De oogst van een leerling op het pad

[Dit hoofdstuk in het Engels]

 

 

lotusknop2.gif (1520 bytes)Er is in de wereld geen hogere ascese dan vastberadenheid, geen groter vreugde dan voldoening, geen effectiever wapen dan geduld. Toegewijden moeten het lichaam zien als de akker en goede daden als het zaad, en met behulp van het hart als de landbouwer verbouwen ze Gods naam en oogsten daardoor God zelf. Hoe kan men de oogst binnenhalen zonder eerst het opgroeiende gewas de nodige zorg te hebben gegeven? Zoals er room is in melk, en vuur in brandstof, zo ook is God in meer of mindere mate in ieder ding. Zo de melk zo de room, zo de brandstof zo het vuur, en ook, zo de geestelijke inspanning (sadhana) zo de zelfverwerkelijking (sakshatkara). Zelfs als het reciteren van Gods naam niet direct bevrijding (mukti) tot gevolg heeft, zullen zij die dat hebben gedaan zeker zijn van vier vruchten: 1. het gezelschap van de grote zielen, 2. waarheid, 3. voldoening en 4. beheersing van de zinnen. Door welke van deze poorten men ook binnengaat, en of men nu gezinshoofd is of een kluizenaar, of tot enige andere klasse behoort, men bereikt zo stellig God, dat is zeker. Mensen snakken naar wereldse vreugden. Welbeschouwd is dat nu juist de ziekte en is lijden slechts het medicijn dat we ertegen innemen. Temidden van die wereldse pleziertjes koestert men zelden het verlangen bij God te komen.


Het is ook noodzakelijk dat mensen al hun daden onderzoeken op hun juistheid, want uit die analyse komt de geest van loslaten voort. Zonder zo'n onderzoek is het moeilijk los te laten. Wie zich ongelukkig voelt gedraagt zich als een hond; dat moet worden veranderd. Boosheid is vijand nummer één van de geestelijke aspirant en moet als speeksel worden beschouwd en als zodanig behandeld. En onwaarheid? Die is zelfs nog weerzinwekkender. Door onwaarheid worden alle vitale krachten vernietigd. Behandel onwaarheid alsof het om het opruimen van afval gaat.
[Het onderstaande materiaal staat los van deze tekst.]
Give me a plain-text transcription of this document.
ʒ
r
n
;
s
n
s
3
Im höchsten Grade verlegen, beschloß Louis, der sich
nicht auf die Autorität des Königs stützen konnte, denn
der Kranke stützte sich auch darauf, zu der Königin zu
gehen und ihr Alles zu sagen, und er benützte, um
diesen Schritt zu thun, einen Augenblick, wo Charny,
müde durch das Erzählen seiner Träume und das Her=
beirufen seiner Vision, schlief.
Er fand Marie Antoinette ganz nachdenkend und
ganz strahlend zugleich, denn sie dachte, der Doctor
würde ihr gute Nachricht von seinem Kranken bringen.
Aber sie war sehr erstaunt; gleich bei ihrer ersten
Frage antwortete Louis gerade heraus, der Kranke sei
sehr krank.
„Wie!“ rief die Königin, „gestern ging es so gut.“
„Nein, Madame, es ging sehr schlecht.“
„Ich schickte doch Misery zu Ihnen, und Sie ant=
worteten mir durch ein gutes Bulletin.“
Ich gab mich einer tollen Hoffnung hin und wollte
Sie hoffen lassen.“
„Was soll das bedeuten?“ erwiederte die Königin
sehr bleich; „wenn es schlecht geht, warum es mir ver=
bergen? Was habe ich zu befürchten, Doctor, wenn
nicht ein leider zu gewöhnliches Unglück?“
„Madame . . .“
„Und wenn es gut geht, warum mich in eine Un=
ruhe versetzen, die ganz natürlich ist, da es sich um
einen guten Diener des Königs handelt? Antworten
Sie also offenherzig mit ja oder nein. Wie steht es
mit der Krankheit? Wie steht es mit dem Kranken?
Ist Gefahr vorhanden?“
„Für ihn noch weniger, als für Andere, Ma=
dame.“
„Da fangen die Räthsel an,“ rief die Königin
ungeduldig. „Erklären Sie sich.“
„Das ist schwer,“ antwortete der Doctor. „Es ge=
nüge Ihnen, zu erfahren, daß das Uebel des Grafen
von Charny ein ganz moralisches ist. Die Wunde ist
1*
Diefstal ondermijnt het leven en maakt het onschatbare menselijk leven goedkoper dan een stuiver en is als de stank van rottend vlees. Matig eten, matig slapen, liefde, zielskracht, die zullen je helpen het gezondheidspeil van je lichaam en geest hoog te houden. Voor iedereen, wie hij ook is en onder wat voor omstandigheden hij ook verkeert, geldt dat alle lijden en alle zorgen van hem weg zullen vallen wanneer hij zich niet laat ontmoedigen, in het geheel geen vrees toont en zich met ongebroken geloof en zonder enig heimelijk motief aan God blijft vasthouden. God zal nooit kijken naar de groepering waartoe je behoort, of de eredienst (achara) waaraan je gewend bent deel te nemen.
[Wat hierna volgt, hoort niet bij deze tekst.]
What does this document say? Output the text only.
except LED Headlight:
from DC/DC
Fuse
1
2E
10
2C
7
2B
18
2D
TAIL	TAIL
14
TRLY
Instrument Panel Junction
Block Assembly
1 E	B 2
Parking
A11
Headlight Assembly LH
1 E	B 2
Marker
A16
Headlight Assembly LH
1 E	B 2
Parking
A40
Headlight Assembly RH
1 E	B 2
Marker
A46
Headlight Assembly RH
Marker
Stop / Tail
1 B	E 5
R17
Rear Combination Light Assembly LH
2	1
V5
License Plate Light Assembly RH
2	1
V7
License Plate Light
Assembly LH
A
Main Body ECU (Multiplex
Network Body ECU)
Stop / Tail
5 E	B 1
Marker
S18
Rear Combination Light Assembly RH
Toewijding vereist niet dat je je in oranje (kashaya) kleedt, religieuze feesten organiseert, religieuze rituelen uitvoert, je kaal laat scheren, een waterkom of een staf draagt, de haren vlecht enzovoort. Kenmerkend voor toewijding is dat je je ononderbroken, bij alles wat je doet, met een zuiver innerlijk (anthah-karana) op God richt, en leeft in het besef dat alles Gods schepping is en daarom één is, en dat je voor iedereen dezelfde liefde koestert en vastbesloten bent de waarheid te spreken.
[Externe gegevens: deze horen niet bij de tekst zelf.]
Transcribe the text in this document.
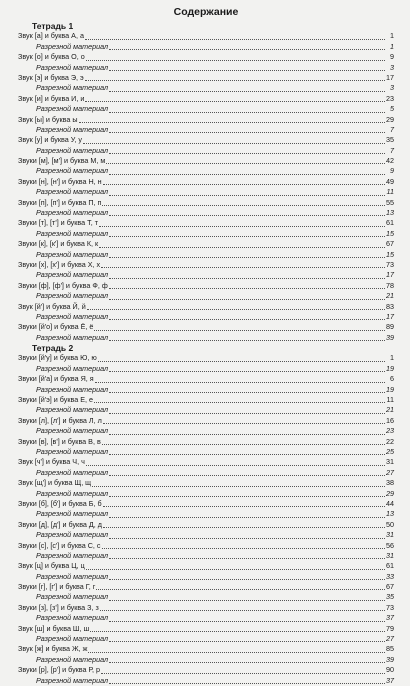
Содержание
Тетрадь 1
Звук [а] и буква А, а	1
Разрезной материал	1
Звук [о] и буква О, о	9
Разрезной материал	3
Звук [э] и буква Э, э	17
Разрезной материал	3
Звук [и] и буква И, и	23
Разрезной материал	5
Звук [ы] и буква ы	29
Разрезной материал	7
Звук [у] и буква У, у	35
Разрезной материал	7
Звуки [м], [м'] и буква М, м	42
Разрезной материал	9
Звуки [н], [н'] и буква Н, н	49
Разрезной материал	11
Звуки [п], [п'] и буква П, п	55
Разрезной материал	13
Звуки [т], [т'] и буква Т, т	61
Разрезной материал	15
Звуки [к], [к'] и буква К, к	67
Разрезной материал	15
Звуки [х], [х'] и буква Х, х	73
Разрезной материал	17
Звуки [ф], [ф'] и буква Ф, ф	78
Разрезной материал	21
Звук [й'] и буква Й, й	83
Разрезной материал	17
Звуки [й'о] и буква Ё, ё	89
Разрезной материал	39
Тетрадь 2
Звуки [й'у] и буква Ю, ю	1
Разрезной материал	19
Звуки [й'а] и буква Я, я	6
Разрезной материал	19
Звуки [й'э] и буква Е, е	11
Разрезной материал	21
Звуки [л], [л'] и буква Л, л	16
Разрезной материал	23
Звуки [в], [в'] и буква В, в	22
Разрезной материал	25
Звук [ч'] и буква Ч, ч	31
Разрезной материал	27
Звук [щ'] и буква Щ, щ	38
Разрезной материал	29
Звуки [б], [б'] и буква Б, б	44
Разрезной материал	13
Звуки [д], [д'] и буква Д, д	50
Разрезной материал	31
Звуки [с], [с'] и буква С, с	56
Разрезной материал	31
Звук [ц] и буква Ц, ц	61
Разрезной материал	33
Звуки [г], [г'] и буква Г, г	67
Разрезной материал	35
Звуки [з], [з'] и буква З, з	73
Разрезной материал	37
Звук [ш] и буква Ш, ш	79
Разрезной материал	27
Звук [ж] и буква Ж, ж	85
Разрезной материал	39
Звуки [р], [р'] и буква Р, р	90
Разрезной материал	37
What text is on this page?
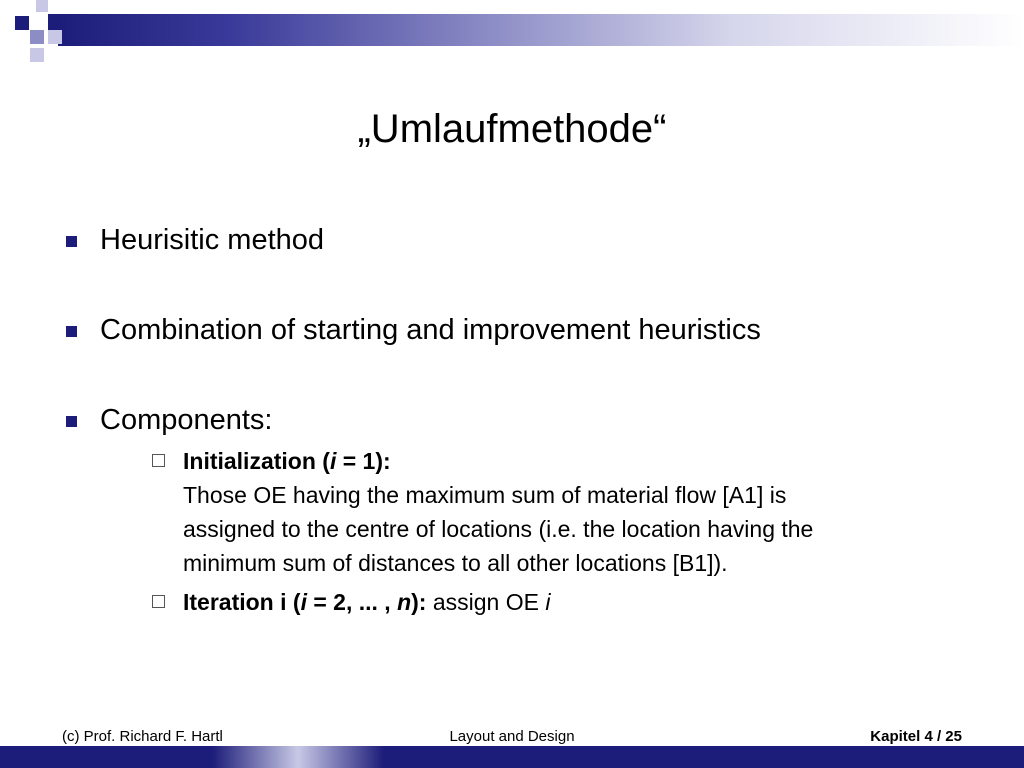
„Umlaufmethode“
Heurisitic method
Combination of starting and improvement heuristics
Components:
Initialization (i = 1):
Those OE having the maximum sum of material flow [A1] is
assigned to the centre of locations (i.e. the location having the
minimum sum of distances to all other locations [B1]).
Iteration i (i = 2, ... , n): assign OE i
(c) Prof. Richard F. Hartl	Layout and Design	Kapitel 4 / 25
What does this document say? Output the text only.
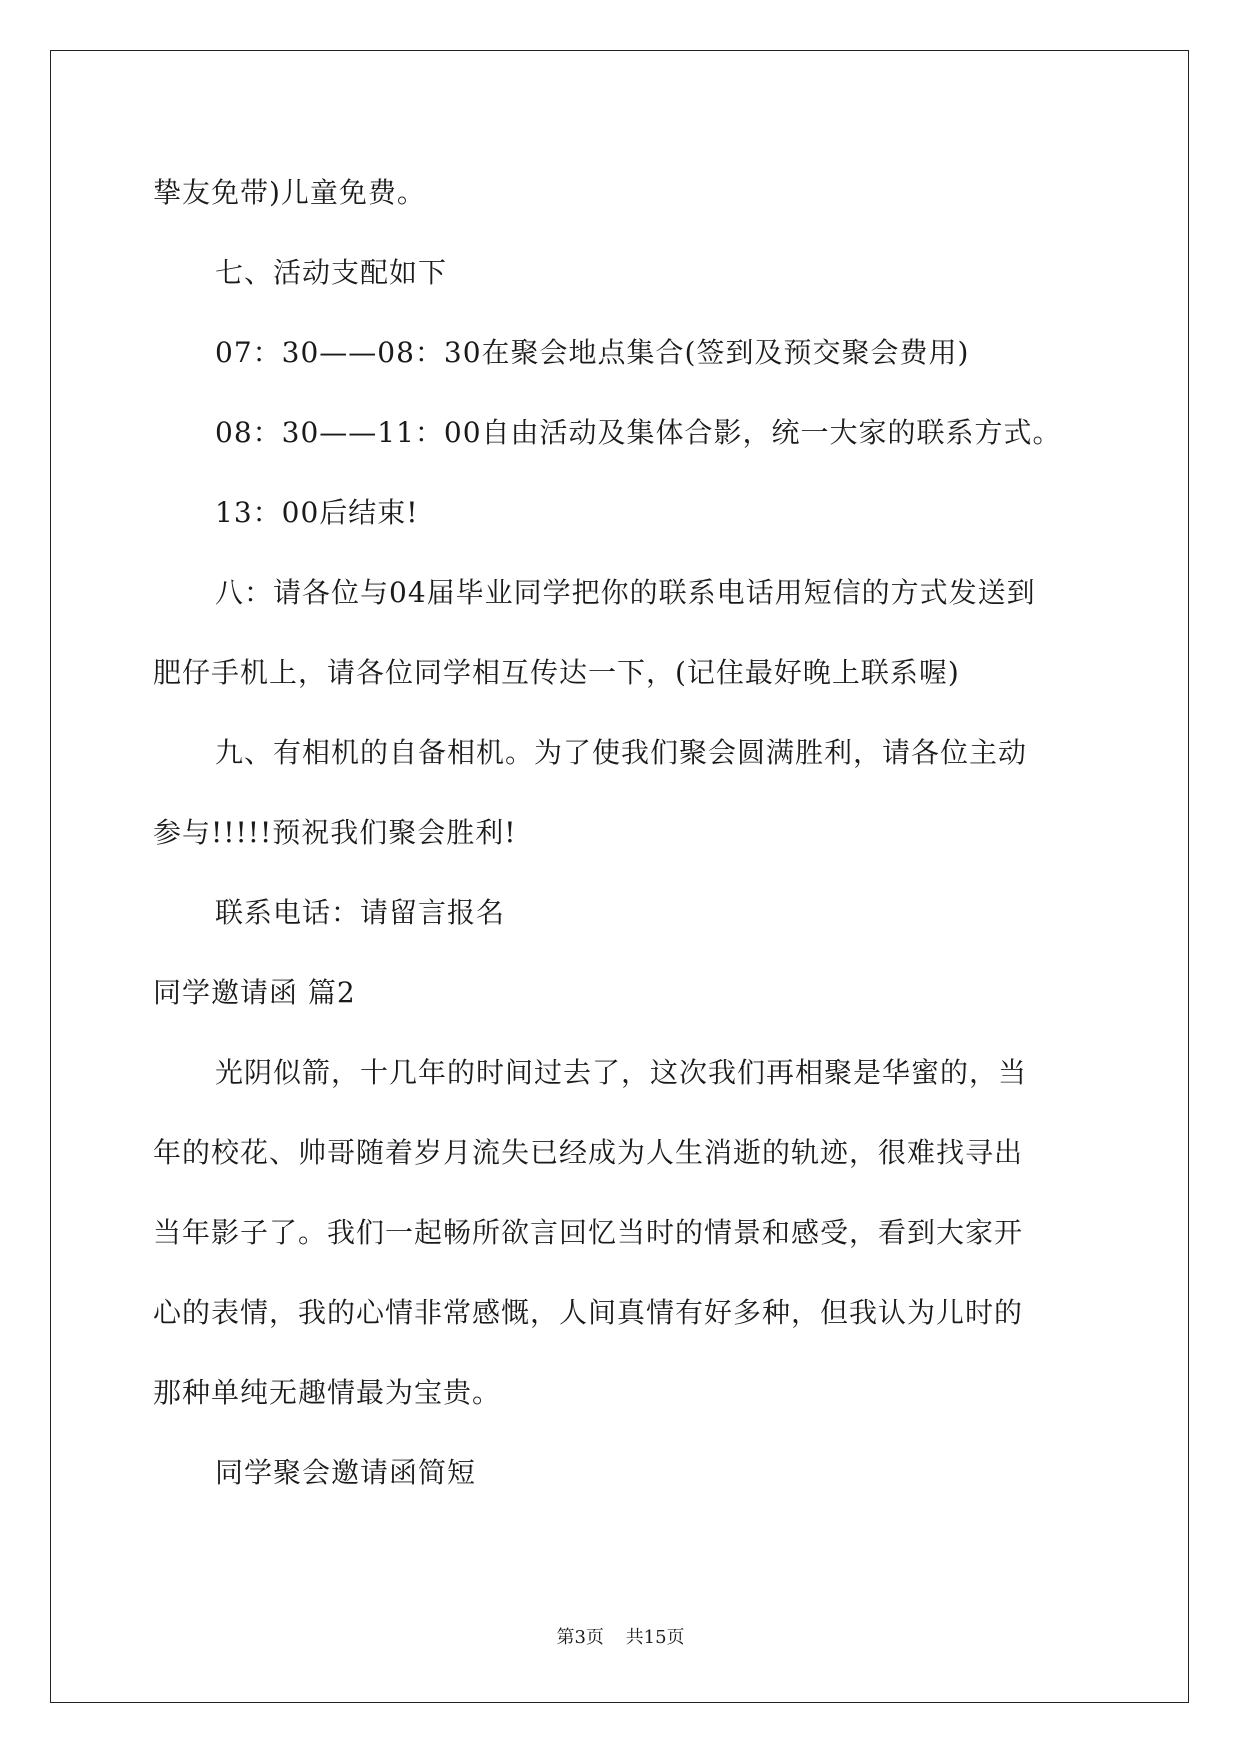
挚友免带)儿童免费。
七、活动支配如下
07：30——08：30在聚会地点集合(签到及预交聚会费用)
08：30——11：00自由活动及集体合影，统一大家的联系方式。
13：00后结束!
八：请各位与04届毕业同学把你的联系电话用短信的方式发送到
肥仔手机上，请各位同学相互传达一下，(记住最好晚上联系喔)
九、有相机的自备相机。为了使我们聚会圆满胜利，请各位主动
参与!!!!!预祝我们聚会胜利!
联系电话：请留言报名
同学邀请函 篇2
光阴似箭，十几年的时间过去了，这次我们再相聚是华蜜的，当
年的校花、帅哥随着岁月流失已经成为人生消逝的轨迹，很难找寻出
当年影子了。我们一起畅所欲言回忆当时的情景和感受，看到大家开
心的表情，我的心情非常感慨，人间真情有好多种，但我认为儿时的
那种单纯无趣情最为宝贵。
同学聚会邀请函简短
第3页 共15页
Van de verschillende vormen van toewijding is het liefdevol herhalen van Gods naam (namasmarana bhakthi) de beste. In dit duistere tijdperk (Kali Yuga) is die naam het pad voor je eigen redding. Jayadeva, Gouranga, Thyagayya, Thukaram, Kabir, Ramdas, al deze grote toegewijden bereikten God door alleen maar die ene naam. Waarom gesproken over duizend dingen? Ook Prahlâda (**) en Dhruva (*) was het gegeven de Heer te aanschouwen (darsan), Hem aan te raken (sparsan) en te horen (sambhashan) door niets anders dan de naam. Daarom zal er voor iedere leerling op het pad die de naam van God aanschouwt als de levensadem zelf, en vast gelooft in de waarde van goede daden en goede gedachten, en die een geest van dienstbaarheid en gelijke liefde voor iedereen en alles wil ontwikkelen, geen beter pad zijn naar vereniging met God (mukthi). Hoe kan men immers door zwijgend in een hoekje te zitten gebruik leren maken van zijn aangeboren kwaliteiten? Hoe kan men dan te weten komen dat men er meester voer is? De toewijding van Ambarisha en de daden van Durvasa [zie Bagavatha Vahini, Chapter 21] zullen gecombineerd het lot bepalen van Durvasa zelf, in ieder geval op het laatst. Durvasa moet neervallen aan de voeten van Ambarisha. Mogen jullie de eeuwige waarheid ervaren en de zuivere staat bereiken.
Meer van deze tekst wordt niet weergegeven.